Signs of the times:
Energy Benchmarking: Rich Miller at Datacenter Knowledge is reporting that TPC will update their performance benchmarks to include energy efficiency data. In the future, they’ll measure performance, price and energy in their benchmarks.
Actual datacenter energy costs (rather than power supply nameplate ratings) are hard to generalize. The numbers that I can find are all over the map. Energy use depends on server load, server configuration, server efficiency, power distribution efficiency and cooling efficiency, none of which are easily calculated and rarely measured. As a rough estimate, it looks like for small servers the cost of power + cooling approaches the cost of purchasing the server hardware and amortizing it over 4 years. Figuring energy use into the price/performance calculations for systems should skew future purchases toward efficiency.
Power Calculators: HP has a rack power calculator tool that provides useful estimates of power use for a given HP server and rack configuration. APC and others provide similar tools. I’m sure they build the tools to help figure per-rack UPS, power and cooling for custom rack configurations, but the tools can easily be used to help estimate energy costs.

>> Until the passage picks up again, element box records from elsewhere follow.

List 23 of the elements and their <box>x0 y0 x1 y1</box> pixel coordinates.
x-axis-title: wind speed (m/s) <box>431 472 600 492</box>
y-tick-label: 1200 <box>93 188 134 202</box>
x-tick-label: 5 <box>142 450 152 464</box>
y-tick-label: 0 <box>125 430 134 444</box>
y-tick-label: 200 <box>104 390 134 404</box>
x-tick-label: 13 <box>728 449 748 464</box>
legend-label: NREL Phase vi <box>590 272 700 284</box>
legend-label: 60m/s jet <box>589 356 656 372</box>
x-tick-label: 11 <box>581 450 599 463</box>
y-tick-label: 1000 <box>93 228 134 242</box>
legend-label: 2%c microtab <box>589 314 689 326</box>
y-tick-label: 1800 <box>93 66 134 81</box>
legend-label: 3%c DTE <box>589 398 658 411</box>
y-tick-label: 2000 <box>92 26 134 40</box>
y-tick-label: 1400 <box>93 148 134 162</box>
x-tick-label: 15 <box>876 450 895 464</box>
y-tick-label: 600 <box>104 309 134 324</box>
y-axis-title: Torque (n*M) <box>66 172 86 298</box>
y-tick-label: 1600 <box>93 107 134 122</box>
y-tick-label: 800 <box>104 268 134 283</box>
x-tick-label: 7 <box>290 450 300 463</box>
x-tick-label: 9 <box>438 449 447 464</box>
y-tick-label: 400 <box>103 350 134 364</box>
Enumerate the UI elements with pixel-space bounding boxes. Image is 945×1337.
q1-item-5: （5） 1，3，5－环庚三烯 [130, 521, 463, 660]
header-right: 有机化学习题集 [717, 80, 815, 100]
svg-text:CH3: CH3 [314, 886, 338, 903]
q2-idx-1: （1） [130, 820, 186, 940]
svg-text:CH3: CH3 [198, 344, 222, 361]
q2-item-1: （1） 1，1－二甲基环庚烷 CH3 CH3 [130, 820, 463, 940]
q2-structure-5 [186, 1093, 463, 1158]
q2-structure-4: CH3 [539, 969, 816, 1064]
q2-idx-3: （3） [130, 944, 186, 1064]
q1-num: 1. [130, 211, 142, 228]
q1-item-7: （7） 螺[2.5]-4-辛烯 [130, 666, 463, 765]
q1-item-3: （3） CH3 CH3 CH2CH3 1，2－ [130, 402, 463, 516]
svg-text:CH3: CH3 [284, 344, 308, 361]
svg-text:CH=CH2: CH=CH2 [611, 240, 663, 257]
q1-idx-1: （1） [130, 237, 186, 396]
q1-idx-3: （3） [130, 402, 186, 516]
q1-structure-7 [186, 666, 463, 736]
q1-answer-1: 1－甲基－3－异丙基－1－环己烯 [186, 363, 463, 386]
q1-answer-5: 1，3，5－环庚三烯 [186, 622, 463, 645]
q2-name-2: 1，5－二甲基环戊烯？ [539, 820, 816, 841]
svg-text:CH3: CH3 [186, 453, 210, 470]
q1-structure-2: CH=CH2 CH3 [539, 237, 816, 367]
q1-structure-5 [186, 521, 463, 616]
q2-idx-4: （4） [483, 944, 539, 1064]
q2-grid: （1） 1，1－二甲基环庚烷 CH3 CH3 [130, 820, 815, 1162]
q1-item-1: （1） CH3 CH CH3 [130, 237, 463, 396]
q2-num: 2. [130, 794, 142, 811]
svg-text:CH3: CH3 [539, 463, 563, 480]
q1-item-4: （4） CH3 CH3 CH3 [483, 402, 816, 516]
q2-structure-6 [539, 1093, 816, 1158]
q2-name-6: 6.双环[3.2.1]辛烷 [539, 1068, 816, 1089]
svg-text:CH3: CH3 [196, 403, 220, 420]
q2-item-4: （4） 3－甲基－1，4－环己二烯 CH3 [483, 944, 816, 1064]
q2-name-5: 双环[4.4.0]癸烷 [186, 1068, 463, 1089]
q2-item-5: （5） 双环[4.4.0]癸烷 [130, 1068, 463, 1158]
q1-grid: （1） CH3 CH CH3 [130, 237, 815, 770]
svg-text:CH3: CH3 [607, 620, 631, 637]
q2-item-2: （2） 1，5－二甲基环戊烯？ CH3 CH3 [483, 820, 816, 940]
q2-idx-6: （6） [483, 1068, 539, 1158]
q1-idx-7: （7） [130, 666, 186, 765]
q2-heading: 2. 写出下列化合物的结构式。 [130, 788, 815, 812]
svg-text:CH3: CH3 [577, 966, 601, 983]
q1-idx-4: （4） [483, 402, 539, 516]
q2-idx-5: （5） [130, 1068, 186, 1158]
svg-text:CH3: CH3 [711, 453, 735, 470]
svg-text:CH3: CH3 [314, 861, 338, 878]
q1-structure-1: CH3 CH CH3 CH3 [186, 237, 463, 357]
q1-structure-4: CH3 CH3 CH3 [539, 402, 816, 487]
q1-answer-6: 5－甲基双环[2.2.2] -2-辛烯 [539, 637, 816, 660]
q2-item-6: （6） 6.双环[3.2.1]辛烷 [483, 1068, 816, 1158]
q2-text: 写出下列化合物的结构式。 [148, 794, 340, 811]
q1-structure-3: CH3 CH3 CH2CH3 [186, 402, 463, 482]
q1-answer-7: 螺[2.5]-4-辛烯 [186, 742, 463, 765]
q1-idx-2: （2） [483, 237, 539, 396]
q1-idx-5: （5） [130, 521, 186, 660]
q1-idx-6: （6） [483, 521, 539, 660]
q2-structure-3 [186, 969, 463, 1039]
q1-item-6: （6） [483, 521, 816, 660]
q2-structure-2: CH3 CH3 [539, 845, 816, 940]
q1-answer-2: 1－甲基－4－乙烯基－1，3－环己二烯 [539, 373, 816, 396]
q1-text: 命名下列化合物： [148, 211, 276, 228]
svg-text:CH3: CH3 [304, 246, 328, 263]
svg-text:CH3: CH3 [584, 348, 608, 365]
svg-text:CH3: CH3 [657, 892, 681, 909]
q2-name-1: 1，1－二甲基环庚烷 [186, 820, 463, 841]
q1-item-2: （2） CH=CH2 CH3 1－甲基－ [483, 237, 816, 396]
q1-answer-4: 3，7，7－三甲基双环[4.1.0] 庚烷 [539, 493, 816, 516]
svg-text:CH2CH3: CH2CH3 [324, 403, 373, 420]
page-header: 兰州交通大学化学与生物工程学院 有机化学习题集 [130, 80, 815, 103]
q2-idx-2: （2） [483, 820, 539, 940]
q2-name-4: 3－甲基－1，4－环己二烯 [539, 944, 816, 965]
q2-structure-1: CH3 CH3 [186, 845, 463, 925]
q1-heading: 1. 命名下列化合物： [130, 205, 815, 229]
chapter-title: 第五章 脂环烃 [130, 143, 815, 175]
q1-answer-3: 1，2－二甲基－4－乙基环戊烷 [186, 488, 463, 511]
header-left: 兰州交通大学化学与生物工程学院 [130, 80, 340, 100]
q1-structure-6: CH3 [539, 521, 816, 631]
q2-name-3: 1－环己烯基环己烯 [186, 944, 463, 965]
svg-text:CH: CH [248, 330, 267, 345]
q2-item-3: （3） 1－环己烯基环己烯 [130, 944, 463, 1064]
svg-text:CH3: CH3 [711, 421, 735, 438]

Don’t forget cooling: One thing I’ve noticed is that people tend to forget that for every watt of electricity that their systems use, they’ll have more than one watt of cooling that they need to supply to remove the heat from the datacenter (or their house if they have air conditioning). The process of removing the watt of energy from the room is not 100% efficient. For example, if I have a rack that uses 5000 watts, a cooling system that was 100% efficient would use an additional 5000 watts to remove the heat from the room. But cooling systems are not 100% efficient. Worst case, you might spend up to an additional 10,000 watts of energy to cool the 5000 watt server rack.